Friday, 18 March 2016

Thar She Blows - Kavachi off Solomons

One of the perks of being in a navy that sails millions of miles around the South Pacific a year is the lasting memory of the landscapes we encounter, reefs, coral atolls a few meters above sea level, and the evidence of Volcanic activity and tectonic plate up thrust.  What you see above the water is just a small plethora of interesting things going on under it.  Except for two volcanoes that break the surface and disappear with regular monotony.  One off the south coast of Tonga (Tongatapu) is a recent puffer, and the other is Kavachi seamount on the south west of Honiara in the Solomons (pic left).

Kavachi is a regular eruptive volcano either beneath the surface or just above.  It is regarded as very active and maritime charts show that a wide berth is given to the south.  Yeah just the sort of mission for a drog to dabble in.  As the Coxn on HMNZS Tui in 1992 (the only drog onboard) I was given an HI (Hydrographic Instruction) to do a spot survey of Kavachi volcanic cone and surrounds, We were in Honiara for the 50th Anniversary of Guadalcanal, so a packed weekend of activities and some R&R, then we sailed Monday for a quick overnight steam to Kavachi.

The equipment to be used let's say was basic nonetheless, and coupled with untrained survey assistants (ships co volunteers) made for a very interesting process. To make it even more difficult the CO had put a 36 hour time limit to do the work.  I gave all the volunteers a rush around on the Kelvin Hughes echo sounder and the hand held portable Satnavs and Honda Hand Held Sonar Torches (used for divers for underwater work) and used with the inflatable over the shallows.  I guess that left me the Raytheon Deep Echo Sounder and plotting in the chart room..

Having briefed the CO, we started our task with vigour and after a 3 hour box search had managed to delineate  three cones.  The northern one required a rapid back down and inflatable was deployed which resulted in spot depths of 5 metres. Happy we had it covered and convinced no submarine activity moved on to the second cone to the south and east of this to Cone Two.  This cone was a very volcanic cone shape (Fuji-like) and  after a few hours we deduced this wasn't active.  With darkness approaching we tackled the third cone, well not so much a cone more a convoluted peak vent.  We approached this one from the south and at slow speed.  The depth to seaward started at around 3000 metres and rose steadily past 1500 metres.  Then it shot up and peaked as we reversed at 8 metres. The CO came and said that was close and I had a wry smile (pooped).  We decided to drop the inflatable into the water and found the depth at highest was 2metres.  And the water was boiling and the thermometer suggesting 50+ degrees.

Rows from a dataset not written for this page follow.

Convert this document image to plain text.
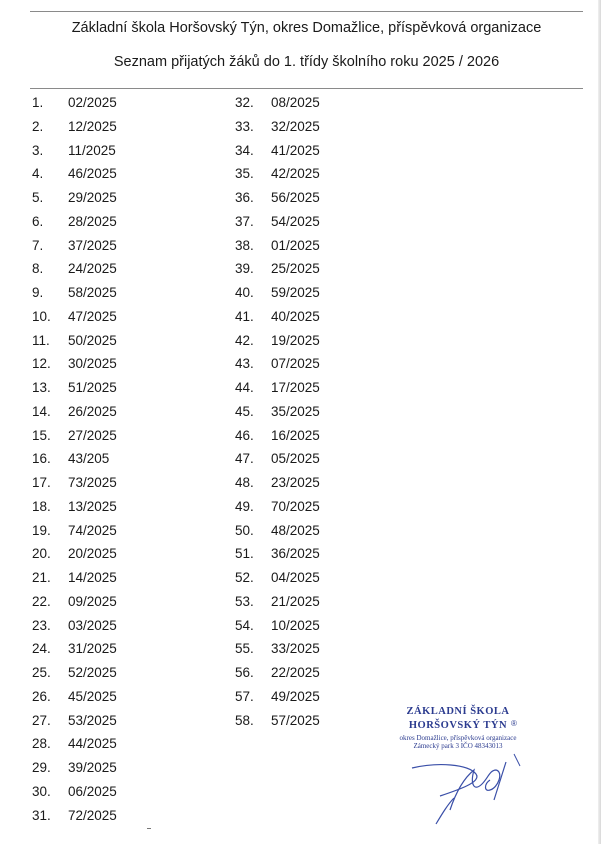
Základní škola Horšovský Týn, okres Domažlice, příspěvková organizace
Seznam přijatých žáků do 1. třídy školního roku 2025 / 2026
1. 02/2025
2. 12/2025
3. 11/2025
4. 46/2025
5. 29/2025
6. 28/2025
7. 37/2025
8. 24/2025
9. 58/2025
10. 47/2025
11. 50/2025
12. 30/2025
13. 51/2025
14. 26/2025
15. 27/2025
16. 43/205
17. 73/2025
18. 13/2025
19. 74/2025
20. 20/2025
21. 14/2025
22. 09/2025
23. 03/2025
24. 31/2025
25. 52/2025
26. 45/2025
27. 53/2025
28. 44/2025
29. 39/2025
30. 06/2025
31. 72/2025
32. 08/2025
33. 32/2025
34. 41/2025
35. 42/2025
36. 56/2025
37. 54/2025
38. 01/2025
39. 25/2025
40. 59/2025
41. 40/2025
42. 19/2025
43. 07/2025
44. 17/2025
45. 35/2025
46. 16/2025
47. 05/2025
48. 23/2025
49. 70/2025
50. 48/2025
51. 36/2025
52. 04/2025
53. 21/2025
54. 10/2025
55. 33/2025
56. 22/2025
57. 49/2025
58. 57/2025
ZÁKLADNÍ ŠKOLA
HORŠOVSKÝ TÝN ®
okres Domažlice, příspěvková organizace
Zámecký park 3 IČO 48343013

Having got as much of this cone done, we worked through the night south and west of that cone to ensure there were no other submarine volcanoes which there weren't.  Having done a 36 hour straight shift and same for some of the crew and the CO, we retired to our pits after a top scran, job well done. BZ to tech staff, sonarmen, and those also that helped.

And finally.  This thing blows without any warning.  Just imagine that after reading this :)

Editted 14/3/2018 an Undersea Volcano.

Click on this link

Japanese survey ship lost surveying an Undersea Volcano.


  1. Would love to hear a lot more of these stories :)

    1. Must finish that memoir for you. Stories like this I'll do one a week see how that goes. Did you hear the one about the seal or the Manta Rays - or the Whaleshark - NO!! What a terrible father I have been.

    2. The story to time ratio has not been in our favour!

    3. Is anything really in our favour??